Cisco 8000 series and SONiC for AI networking

Cisco presented its 8000 series switches, integrating Silicon One silicon with the open SONiC Network Operating System (OS). This combination supports flexible, programmable data center fabrics tailored for GPU-intensive AI clusters. Critical networking techniques such as Remote Direct Memory Access (DMA) (RDMA) over Converged Ethernet version 2 (RoCE v2), Priority Flow Control (PFC), and Explicit Congestion Notification (ECN) were emphasized for maintaining lossless traffic and minimizing latency during heavy Graphics Processing Unit (GPU) workloads.

Key congestion management mechanisms

Remote Direct Memory Access (RDMA) enables direct server-to-server memory access without Central Processing Unit (CPU) overhead, optimizing throughput and latency in GPU-centric environments. Power Factor Correction (PFC) ensures no packet loss within priority classes, particularly for RDMA traffic. ECN provides in-band feedback to endpoints when congestion occurs, preventing packet drops and stabilizing communication, which collectively sustain predictable AI training job durations.

Observability and network validation with Aviz ONES

Aviz Networks showcased its Open Networking Enterprise Suite (ONES), which delivers real-time telemetry and analytics across multi-vendor environments. ONES enhances visibility into congestion points, validates Quality of Service (QoS) policies, and automates troubleshooting within leaf-spine topologies. The suite integrates with Cisco hardware to provide end-to-end observability tailored to AI traffic characteristics and network health.
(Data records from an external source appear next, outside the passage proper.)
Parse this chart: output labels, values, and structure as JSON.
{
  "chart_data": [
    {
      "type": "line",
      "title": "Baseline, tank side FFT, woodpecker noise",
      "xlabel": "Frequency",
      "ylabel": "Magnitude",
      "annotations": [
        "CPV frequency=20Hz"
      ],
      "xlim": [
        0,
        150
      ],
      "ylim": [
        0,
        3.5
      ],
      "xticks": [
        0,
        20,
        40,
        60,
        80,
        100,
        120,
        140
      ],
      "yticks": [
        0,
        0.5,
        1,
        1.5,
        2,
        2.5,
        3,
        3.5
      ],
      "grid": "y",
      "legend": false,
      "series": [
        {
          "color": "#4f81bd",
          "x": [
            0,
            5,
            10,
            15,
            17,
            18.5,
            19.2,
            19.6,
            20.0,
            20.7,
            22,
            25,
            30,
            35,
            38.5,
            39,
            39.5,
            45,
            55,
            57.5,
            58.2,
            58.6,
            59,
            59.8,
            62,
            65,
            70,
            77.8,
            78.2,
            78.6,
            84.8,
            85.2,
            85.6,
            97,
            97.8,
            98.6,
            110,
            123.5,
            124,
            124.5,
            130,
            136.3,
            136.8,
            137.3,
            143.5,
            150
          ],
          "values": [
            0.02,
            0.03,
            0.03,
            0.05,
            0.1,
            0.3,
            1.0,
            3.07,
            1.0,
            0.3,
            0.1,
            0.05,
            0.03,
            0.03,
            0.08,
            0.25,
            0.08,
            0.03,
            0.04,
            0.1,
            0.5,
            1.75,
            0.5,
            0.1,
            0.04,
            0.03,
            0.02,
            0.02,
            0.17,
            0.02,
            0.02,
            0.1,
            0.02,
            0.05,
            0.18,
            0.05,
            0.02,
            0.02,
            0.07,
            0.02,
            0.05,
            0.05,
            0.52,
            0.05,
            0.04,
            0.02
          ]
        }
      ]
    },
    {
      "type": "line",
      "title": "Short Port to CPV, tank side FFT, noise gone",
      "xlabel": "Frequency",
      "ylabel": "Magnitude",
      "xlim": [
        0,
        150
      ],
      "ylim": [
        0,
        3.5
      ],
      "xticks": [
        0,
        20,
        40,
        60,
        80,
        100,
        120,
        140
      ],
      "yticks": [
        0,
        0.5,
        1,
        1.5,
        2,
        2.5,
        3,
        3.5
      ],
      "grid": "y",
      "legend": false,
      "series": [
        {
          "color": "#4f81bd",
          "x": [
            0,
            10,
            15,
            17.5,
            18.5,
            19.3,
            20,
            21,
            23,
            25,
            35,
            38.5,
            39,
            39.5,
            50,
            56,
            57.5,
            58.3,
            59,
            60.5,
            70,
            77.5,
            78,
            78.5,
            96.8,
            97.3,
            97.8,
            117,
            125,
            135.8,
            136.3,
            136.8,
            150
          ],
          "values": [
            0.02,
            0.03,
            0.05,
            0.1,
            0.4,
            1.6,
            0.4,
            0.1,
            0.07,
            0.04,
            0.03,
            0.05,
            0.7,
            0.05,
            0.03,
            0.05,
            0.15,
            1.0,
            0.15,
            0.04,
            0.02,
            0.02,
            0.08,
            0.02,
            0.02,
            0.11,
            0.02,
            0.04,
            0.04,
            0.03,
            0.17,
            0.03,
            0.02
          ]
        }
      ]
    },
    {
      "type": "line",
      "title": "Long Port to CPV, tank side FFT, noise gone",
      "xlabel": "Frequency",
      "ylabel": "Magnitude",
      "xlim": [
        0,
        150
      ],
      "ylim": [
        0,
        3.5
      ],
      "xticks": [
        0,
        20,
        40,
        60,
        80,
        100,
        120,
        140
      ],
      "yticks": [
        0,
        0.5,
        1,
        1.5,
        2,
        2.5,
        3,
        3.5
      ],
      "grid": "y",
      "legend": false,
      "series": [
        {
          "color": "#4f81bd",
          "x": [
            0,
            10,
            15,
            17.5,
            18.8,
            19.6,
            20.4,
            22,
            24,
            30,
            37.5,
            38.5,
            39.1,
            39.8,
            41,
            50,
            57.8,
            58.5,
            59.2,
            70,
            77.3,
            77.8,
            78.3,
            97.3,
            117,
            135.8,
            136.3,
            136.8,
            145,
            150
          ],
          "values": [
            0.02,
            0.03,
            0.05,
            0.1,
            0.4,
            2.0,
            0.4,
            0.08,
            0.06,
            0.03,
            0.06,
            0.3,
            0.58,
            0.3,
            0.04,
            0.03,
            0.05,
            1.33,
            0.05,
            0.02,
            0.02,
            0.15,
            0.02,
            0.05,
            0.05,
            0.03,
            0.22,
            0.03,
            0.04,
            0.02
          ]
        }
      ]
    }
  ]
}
Scalable leaf-spine architectures for AI workloads

The bootcamp detailed validated topologies for building scalable, non-blocking leaf-spine fabrics suitable for expansive AI clusters. These architectures rely on advanced congestion management and open programmability to accommodate growing GPU demands while ensuring efficient load balancing and minimal packet loss.

These presentations and demonstrations provide technical insights relevant to enterprise architects and Security Operations (SecOps) managers tasked with deploying AI-optimized data center networks. The combined approach from Cisco and Aviz emphasizes open standards, integrated telemetry, and robust congestion control designed to meet the specific needs of large-scale AI environments.